Ms Bishop said it was now clear Labor had lost the election and Ms Gillard had no legitimate claim to govern.

“The facts are these – Labor lost 16 seats at the election, Labor lost its governing majority, Labor lost the election,” she told ABC television.

“We hold more seats in the House of Representatives, we hold more Senate seats than Labor so it’s hard to see what moral authority, or legitimacy Julia Gillard can now claim to try and seek to govern.”

Ms Gillard last week insisted Labor’s lead in the two-party-preferred vote meant she had the support of the Australian people.

“It now appears clear that Labor has won the two-party vote,” Ms Gillard said the day after the election. “That means the majority of Australians who voted yesterday prefer a Labor government.”
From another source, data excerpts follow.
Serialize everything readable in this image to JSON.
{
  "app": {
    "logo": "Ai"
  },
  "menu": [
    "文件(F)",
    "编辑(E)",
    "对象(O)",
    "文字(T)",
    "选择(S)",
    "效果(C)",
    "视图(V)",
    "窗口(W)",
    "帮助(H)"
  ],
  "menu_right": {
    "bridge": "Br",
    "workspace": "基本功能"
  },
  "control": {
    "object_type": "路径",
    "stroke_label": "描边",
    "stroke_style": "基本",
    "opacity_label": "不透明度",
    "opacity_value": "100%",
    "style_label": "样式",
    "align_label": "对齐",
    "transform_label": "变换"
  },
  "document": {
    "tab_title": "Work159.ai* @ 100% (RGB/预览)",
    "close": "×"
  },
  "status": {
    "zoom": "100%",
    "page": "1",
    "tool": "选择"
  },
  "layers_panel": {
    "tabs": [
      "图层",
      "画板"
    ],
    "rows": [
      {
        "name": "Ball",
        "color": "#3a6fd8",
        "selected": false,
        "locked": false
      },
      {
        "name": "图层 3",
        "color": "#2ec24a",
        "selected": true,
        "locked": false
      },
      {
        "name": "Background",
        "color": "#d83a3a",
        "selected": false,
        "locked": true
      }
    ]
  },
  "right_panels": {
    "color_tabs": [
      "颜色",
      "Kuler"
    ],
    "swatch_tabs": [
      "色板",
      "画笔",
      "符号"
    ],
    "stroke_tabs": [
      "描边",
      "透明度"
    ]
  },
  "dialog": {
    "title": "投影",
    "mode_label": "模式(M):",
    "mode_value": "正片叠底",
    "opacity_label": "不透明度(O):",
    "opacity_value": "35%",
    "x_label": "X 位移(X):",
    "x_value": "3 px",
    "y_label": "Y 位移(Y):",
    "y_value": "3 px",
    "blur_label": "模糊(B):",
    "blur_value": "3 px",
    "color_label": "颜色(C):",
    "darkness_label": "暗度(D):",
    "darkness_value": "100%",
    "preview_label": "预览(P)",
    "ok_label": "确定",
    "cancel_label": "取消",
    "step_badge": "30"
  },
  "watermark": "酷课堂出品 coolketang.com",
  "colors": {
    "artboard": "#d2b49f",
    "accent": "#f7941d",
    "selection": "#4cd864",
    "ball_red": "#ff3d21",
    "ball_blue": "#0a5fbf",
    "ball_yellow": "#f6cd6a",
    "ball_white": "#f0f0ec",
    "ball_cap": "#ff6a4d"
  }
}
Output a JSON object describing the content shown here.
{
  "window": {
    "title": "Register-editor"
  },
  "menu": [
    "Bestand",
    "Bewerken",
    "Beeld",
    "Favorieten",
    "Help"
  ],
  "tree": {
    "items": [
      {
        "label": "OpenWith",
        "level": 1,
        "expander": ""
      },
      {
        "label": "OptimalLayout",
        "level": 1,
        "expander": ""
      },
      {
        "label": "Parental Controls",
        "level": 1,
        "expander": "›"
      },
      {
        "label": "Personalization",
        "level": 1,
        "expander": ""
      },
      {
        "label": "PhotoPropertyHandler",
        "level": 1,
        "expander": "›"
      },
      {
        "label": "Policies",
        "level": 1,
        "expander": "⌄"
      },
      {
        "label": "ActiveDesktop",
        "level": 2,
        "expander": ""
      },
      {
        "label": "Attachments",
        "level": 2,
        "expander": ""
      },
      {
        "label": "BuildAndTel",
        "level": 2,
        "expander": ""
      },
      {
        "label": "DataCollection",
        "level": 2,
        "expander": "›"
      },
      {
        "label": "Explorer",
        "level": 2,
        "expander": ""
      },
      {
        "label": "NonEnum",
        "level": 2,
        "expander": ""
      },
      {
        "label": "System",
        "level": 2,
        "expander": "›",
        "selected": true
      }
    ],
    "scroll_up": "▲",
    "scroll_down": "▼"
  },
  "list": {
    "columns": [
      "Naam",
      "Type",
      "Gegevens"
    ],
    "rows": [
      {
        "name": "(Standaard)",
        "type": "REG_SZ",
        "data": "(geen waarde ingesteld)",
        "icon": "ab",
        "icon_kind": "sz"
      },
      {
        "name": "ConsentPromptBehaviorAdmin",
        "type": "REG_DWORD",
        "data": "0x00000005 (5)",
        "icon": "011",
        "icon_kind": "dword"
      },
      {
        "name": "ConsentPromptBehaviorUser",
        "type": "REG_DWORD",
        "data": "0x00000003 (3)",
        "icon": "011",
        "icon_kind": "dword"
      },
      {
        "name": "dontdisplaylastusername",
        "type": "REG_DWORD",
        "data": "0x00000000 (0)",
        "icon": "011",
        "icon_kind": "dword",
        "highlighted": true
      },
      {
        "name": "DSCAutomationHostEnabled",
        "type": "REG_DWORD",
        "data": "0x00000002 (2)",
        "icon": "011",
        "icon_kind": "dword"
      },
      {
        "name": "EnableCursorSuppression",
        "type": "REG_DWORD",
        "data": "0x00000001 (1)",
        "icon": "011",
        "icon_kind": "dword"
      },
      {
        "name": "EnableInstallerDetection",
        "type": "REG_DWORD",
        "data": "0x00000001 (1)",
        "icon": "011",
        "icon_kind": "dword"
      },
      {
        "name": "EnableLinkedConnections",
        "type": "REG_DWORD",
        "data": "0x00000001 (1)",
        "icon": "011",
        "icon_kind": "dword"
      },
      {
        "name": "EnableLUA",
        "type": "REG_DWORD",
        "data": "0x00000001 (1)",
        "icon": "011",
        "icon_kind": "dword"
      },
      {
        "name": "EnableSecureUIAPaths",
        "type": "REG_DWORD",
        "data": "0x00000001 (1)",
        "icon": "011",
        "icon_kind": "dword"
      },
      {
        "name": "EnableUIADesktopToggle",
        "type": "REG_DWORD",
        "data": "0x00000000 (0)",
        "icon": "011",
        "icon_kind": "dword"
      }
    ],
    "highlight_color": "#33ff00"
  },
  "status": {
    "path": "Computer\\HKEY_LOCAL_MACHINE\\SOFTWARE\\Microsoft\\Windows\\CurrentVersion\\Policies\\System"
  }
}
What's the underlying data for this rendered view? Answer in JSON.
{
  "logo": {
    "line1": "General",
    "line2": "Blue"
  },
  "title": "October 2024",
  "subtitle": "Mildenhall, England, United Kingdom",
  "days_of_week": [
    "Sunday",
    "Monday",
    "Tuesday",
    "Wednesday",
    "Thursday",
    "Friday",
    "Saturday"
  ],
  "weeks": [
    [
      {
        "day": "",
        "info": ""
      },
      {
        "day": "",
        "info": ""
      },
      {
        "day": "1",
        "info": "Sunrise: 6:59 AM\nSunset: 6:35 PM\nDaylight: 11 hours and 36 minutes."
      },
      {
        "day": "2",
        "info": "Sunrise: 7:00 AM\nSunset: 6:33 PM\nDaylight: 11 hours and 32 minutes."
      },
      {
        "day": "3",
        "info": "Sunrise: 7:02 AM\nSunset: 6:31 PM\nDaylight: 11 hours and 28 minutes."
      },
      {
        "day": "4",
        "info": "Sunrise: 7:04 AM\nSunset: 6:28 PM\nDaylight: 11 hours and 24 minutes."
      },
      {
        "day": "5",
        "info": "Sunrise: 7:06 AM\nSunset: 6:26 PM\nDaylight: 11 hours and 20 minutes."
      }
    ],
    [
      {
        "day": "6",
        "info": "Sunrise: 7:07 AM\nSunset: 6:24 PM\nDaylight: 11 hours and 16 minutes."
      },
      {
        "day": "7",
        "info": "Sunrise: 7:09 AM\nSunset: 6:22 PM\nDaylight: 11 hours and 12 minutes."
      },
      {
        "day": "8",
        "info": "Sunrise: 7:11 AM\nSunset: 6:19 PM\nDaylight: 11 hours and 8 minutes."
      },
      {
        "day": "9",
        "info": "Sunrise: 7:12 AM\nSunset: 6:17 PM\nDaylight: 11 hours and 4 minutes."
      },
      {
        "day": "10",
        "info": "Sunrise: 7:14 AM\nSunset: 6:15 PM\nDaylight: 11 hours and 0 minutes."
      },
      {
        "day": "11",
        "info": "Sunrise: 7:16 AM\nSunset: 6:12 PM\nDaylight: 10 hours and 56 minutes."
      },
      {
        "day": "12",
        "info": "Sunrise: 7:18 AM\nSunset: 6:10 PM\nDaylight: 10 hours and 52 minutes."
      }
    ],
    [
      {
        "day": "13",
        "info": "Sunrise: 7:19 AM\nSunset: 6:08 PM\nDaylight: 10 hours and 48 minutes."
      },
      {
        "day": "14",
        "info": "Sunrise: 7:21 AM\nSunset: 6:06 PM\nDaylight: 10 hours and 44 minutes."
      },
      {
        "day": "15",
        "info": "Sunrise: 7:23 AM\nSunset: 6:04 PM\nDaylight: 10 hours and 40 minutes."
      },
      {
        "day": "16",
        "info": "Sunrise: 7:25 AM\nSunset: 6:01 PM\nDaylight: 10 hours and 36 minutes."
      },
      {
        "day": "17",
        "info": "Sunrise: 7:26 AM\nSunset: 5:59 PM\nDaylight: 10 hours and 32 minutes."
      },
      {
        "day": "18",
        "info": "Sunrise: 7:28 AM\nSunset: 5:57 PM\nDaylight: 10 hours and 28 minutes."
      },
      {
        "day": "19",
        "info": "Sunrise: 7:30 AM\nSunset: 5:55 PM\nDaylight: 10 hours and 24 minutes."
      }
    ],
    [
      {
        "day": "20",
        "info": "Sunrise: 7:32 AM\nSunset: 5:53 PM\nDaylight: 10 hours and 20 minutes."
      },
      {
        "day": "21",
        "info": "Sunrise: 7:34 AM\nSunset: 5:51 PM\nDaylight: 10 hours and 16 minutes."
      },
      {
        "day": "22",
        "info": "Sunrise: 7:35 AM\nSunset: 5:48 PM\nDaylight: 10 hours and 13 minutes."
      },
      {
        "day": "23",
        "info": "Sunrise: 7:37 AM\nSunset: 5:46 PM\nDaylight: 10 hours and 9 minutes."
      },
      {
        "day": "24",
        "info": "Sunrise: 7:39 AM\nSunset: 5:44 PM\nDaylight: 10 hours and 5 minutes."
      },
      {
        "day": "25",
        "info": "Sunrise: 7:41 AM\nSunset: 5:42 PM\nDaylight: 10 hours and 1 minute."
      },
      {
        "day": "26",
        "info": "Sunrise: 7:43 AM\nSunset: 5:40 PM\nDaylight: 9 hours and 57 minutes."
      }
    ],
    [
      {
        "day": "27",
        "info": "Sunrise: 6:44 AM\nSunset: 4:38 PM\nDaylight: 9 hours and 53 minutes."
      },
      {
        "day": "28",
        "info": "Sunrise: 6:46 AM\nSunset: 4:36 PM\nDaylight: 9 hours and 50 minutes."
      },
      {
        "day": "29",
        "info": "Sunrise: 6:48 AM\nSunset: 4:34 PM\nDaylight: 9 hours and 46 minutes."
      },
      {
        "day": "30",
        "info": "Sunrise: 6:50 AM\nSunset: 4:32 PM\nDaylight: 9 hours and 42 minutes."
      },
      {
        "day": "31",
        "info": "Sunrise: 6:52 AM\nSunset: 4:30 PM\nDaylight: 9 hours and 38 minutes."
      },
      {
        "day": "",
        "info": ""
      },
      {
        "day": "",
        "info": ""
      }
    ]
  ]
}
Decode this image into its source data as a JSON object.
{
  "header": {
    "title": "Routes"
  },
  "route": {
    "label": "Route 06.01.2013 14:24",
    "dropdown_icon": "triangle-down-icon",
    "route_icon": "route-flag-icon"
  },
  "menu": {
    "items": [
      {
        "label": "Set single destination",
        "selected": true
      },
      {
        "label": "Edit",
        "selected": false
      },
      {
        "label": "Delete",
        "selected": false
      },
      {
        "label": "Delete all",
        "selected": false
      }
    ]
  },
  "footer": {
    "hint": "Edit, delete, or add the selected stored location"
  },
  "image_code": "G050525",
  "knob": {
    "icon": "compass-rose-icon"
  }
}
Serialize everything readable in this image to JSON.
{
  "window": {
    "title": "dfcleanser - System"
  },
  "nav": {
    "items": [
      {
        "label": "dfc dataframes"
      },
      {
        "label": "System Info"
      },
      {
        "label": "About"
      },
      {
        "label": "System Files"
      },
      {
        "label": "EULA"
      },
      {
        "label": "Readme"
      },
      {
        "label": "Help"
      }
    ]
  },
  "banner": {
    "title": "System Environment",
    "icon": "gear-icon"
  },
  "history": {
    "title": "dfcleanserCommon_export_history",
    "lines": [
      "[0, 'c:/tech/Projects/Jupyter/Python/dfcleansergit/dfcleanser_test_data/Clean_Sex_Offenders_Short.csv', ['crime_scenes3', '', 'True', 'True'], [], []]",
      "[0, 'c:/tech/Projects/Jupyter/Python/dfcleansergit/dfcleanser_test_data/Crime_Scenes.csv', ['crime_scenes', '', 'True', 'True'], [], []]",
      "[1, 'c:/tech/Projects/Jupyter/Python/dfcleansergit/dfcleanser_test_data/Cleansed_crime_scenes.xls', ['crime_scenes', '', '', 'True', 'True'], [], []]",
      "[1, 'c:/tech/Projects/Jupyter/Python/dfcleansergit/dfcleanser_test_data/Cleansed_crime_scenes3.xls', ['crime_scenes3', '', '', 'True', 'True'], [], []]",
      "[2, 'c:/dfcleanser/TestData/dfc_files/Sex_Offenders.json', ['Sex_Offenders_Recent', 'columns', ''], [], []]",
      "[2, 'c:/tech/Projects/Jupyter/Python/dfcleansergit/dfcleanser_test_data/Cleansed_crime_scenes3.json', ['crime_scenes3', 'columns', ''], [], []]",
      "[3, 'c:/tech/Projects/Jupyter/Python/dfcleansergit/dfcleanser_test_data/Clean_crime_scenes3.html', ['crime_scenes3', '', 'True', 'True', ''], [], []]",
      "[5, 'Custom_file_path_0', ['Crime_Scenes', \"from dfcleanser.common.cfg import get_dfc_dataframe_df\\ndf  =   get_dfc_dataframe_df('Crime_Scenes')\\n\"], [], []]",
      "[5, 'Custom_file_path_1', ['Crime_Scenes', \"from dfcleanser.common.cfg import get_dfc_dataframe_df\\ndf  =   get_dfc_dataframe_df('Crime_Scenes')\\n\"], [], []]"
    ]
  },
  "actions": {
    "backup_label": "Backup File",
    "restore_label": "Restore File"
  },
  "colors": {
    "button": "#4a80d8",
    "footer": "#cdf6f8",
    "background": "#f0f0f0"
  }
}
The coalition also won the primary vote at the August 21 election.

Ms Bishop said the latest development in terms of the two-party vote had taken away Ms Gillard’s “only plank” in terms of claims to government.

“She set the bar and said that it was clear Labor was ahead on the two-party-preferred vote; in fact she said they had won the two-party-preferred vote. Well that is not the case,” Ms Bishop said.

However, Ms Bishop conceded the question of which party could form a government would come down to the seats held in the House of Representatives, and which way the independents go.

“It comes down to seats, of course, and that’s why you need 76 seats,” she said.

“We will have 73 seats. That’s why we’re negotiating with the independents.”

The block of three independents in Rob Oakeshott, Bob Katter and Tony Windsor, as well as Andrew Wilkie, will continue negotiating with both sides of politics over the coming days.